Total proteins were extracted from N. benthamiana and C. sativus leaves using lysis buffer (100 mM Tris-HCl, pH 8.8; 6% sodium dodecyl sulfate, 2% β-mercaptoethanol). Proteins were separated in 15% SDS–polyacrylamide gel electrophoresis (PAGE) gels and incubated with primary and HRP-conjugated secondary antibodies (Transgene Biotech, Beijing, China). After incubation with secondary antibody, detection signals using the EasySee Western Blot Kit (Transgene Biotech, Beijing, China) and imaged using an Amersham Imager 680 (GE Healthcare Life Sciences, Piscataway, NJ, USA). The primary antibodies used in this study were anti-CGMMV CP, prepared in our laboratory. The large subunit of RuBisCo served as a loading control using Coomassie Brilliant Blue (CBB) staining. Quantitative calculation of digital blot images was performed using ImageJ software (NIH, Bethesda, MD, USA).
RNA sequencing RNA-seq and data analysis
N. benthamiana plants were irrigated daily with 50 μM melatonin for 3 days; ddH2O was used as a control. On day 4, CGMMV was inoculated onto plant leaves. Leaves were collected for RNA-Seq analysis at 9 dpi. Three replicate leaf samples were collected for each treatment (CGMMV_MEL, CGMMV_CK, and WT) and each sample contained leaves from at least eight plants. At 7 dpi with CGMMV, tobacco leaves were collected for total RNA extraction. The cDNA libraries were constructed using the NEB Next Ultra RNA Library Prep Kit for Illumina (no. 7530 L; New England Biolabs, Ipswich, MA, USA), and the DNA yield and fragment insert size distribution of each library were determined using the Agilent Bioanalyzer 2100 system. The library was sequenced using an Illumina NovaSeq platform following a series of preparatory procedures; 150 bp of paired-end reads were generated, and clean reads were assembled into transcripts using the Hisat2 v2.0.5 tool, with the N. benthamiana genome as a reference (http://sefapps02.qut.edu.au/downloads/Nbv0.5.genome.fa.gz). Unigene expression levels were quantified in terms of fragment per kilobase of transcript per million mapped reads (RPKM) and DEGs were screened according to the following criteria: false discovery rate P < 0.05 and absolute log2 (fold change) ≥ 1. GO enrichment analysis of DEGs was implemented using the clusterProfiler package in R software (R Development Core Team, Vienna, Austria), which corrected gene length bias. GO terms with corrected P < 0.05 were considered significantly enriched in DEGs.

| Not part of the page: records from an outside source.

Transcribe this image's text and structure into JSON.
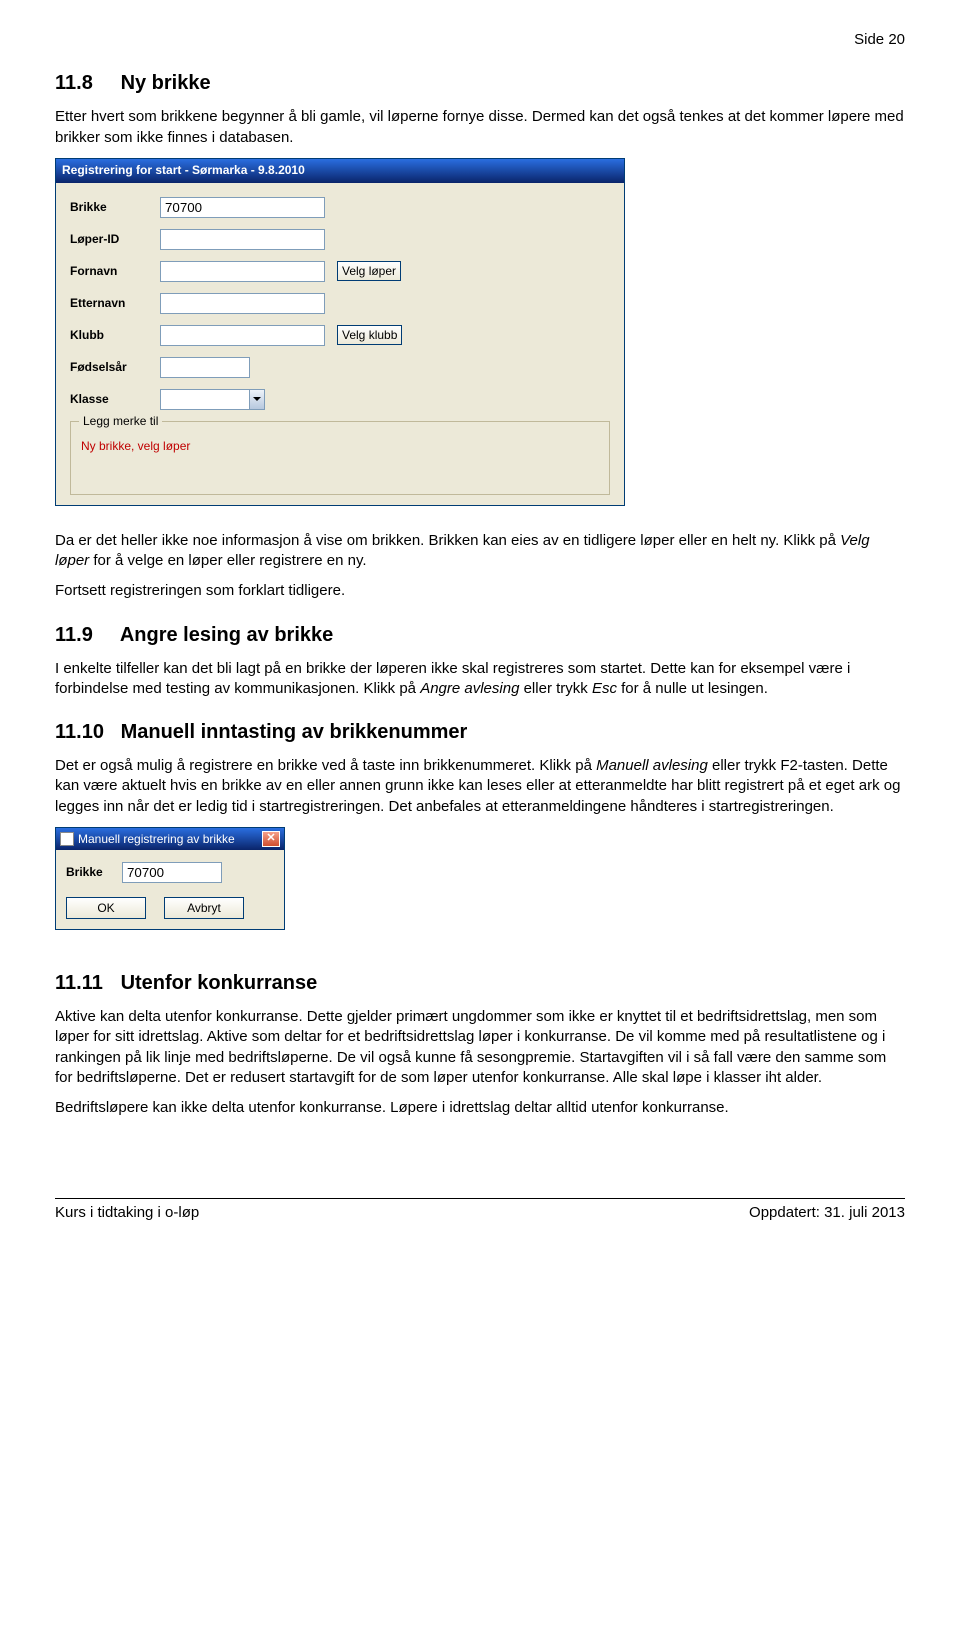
{
  "page_number": "Side 20",
  "section_11_8": {
    "number": "11.8",
    "title": "Ny brikke",
    "p1": "Etter hvert som brikkene begynner å bli gamle, vil løperne fornye disse. Dermed kan det også tenkes at det kommer løpere med brikker som ikke finnes i databasen.",
    "p2_before": "Da er det heller ikke noe informasjon å vise om brikken. Brikken kan eies av en tidligere løper eller en helt ny. Klikk på ",
    "p2_italic": "Velg løper",
    "p2_after": " for å velge en løper eller registrere en ny.",
    "p3": "Fortsett registreringen som forklart tidligere."
  },
  "reg_window": {
    "title": "Registrering for start - Sørmarka - 9.8.2010",
    "labels": {
      "brikke": "Brikke",
      "loper_id": "Løper-ID",
      "fornavn": "Fornavn",
      "etternavn": "Etternavn",
      "klubb": "Klubb",
      "fodselsar": "Fødselsår",
      "klasse": "Klasse"
    },
    "values": {
      "brikke": "70700"
    },
    "buttons": {
      "velg_loper": "Velg løper",
      "velg_klubb": "Velg klubb"
    },
    "fieldset_legend": "Legg merke til",
    "fieldset_note": "Ny brikke, velg løper"
  },
  "section_11_9": {
    "number": "11.9",
    "title": "Angre lesing av brikke",
    "p1_before": "I enkelte tilfeller kan det bli lagt på en brikke der løperen ikke skal registreres som startet. Dette kan for eksempel være i forbindelse med testing av kommunikasjonen. Klikk på ",
    "p1_italic1": "Angre avlesing",
    "p1_mid": " eller trykk ",
    "p1_italic2": "Esc",
    "p1_after": " for å nulle ut lesingen."
  },
  "section_11_10": {
    "number": "11.10",
    "title": "Manuell inntasting av brikkenummer",
    "p1_before": "Det er også mulig å registrere en brikke ved å taste inn brikkenummeret. Klikk på ",
    "p1_italic": "Manuell avlesing",
    "p1_after": " eller trykk F2-tasten. Dette kan være aktuelt hvis en brikke av en eller annen grunn ikke kan leses eller at etteranmeldte har blitt registrert på et eget ark og legges inn når det er ledig tid i startregistreringen. Det anbefales at etteranmeldingene håndteres i startregistreringen."
  },
  "small_dialog": {
    "title": "Manuell registrering av brikke",
    "label": "Brikke",
    "value": "70700",
    "ok": "OK",
    "cancel": "Avbryt"
  },
  "section_11_11": {
    "number": "11.11",
    "title": "Utenfor konkurranse",
    "p1": "Aktive kan delta utenfor konkurranse. Dette gjelder primært ungdommer som ikke er knyttet til et bedriftsidrettslag, men som løper for sitt idrettslag. Aktive som deltar for et bedriftsidrettslag løper i konkurranse. De vil komme med på resultatlistene og i rankingen på lik linje med bedriftsløperne. De vil også kunne få sesongpremie. Startavgiften vil i så fall være den samme som for bedriftsløperne. Det er redusert startavgift for de som løper utenfor konkurranse. Alle skal løpe i klasser iht alder.",
    "p2": "Bedriftsløpere kan ikke delta utenfor konkurranse. Løpere i idrettslag deltar alltid utenfor konkurranse."
  },
  "footer": {
    "left": "Kurs i tidtaking i o-løp",
    "right": "Oppdatert: 31. juli 2013"
  }
}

Virus-induced gene silencing (VIGS) assay
TRV vectors were introduced into Agrobacterium tumefaciens strain GV3101 . Agrobacterium-harboring vectors derived from TRV1 or TRV2 were resuspended in infiltration buffer diluted to an OD600 of 1.0 and mixed at a 1:1 ratio. After 4 h of incubation at room temperature, the mixed cultures were infiltrated into young leaves of 5-6 week-old N. benthamiana plants. pTRV2 was used to silence host genes by expressing the partial sequence of different plant genes. To silence N. benthamiana genes, a 200-300 bp fragment of CRISP1 mRNA was inserted into the pTRV2 vector, and used an empty pTRV2 vector as the control plants (TRV:00). The primers used for these constructions are listed in Table S1. Silenced and control plants at 10 dpi were used for further analyses.
Quantification and statistical analysis
Data are reported as means ± standard deviation (SD), calculated using GraphPad Prism software (GraphPad Software Inc., La Jolla, CA, USA). The statistical significance of qRT-PCR results was evaluated using Student’s t-test (*P < 0.05; **P < 0.01).
Availability of data and materials
The datasets generated during the current study are available in the GEO repository, our data accession number is GSE221904.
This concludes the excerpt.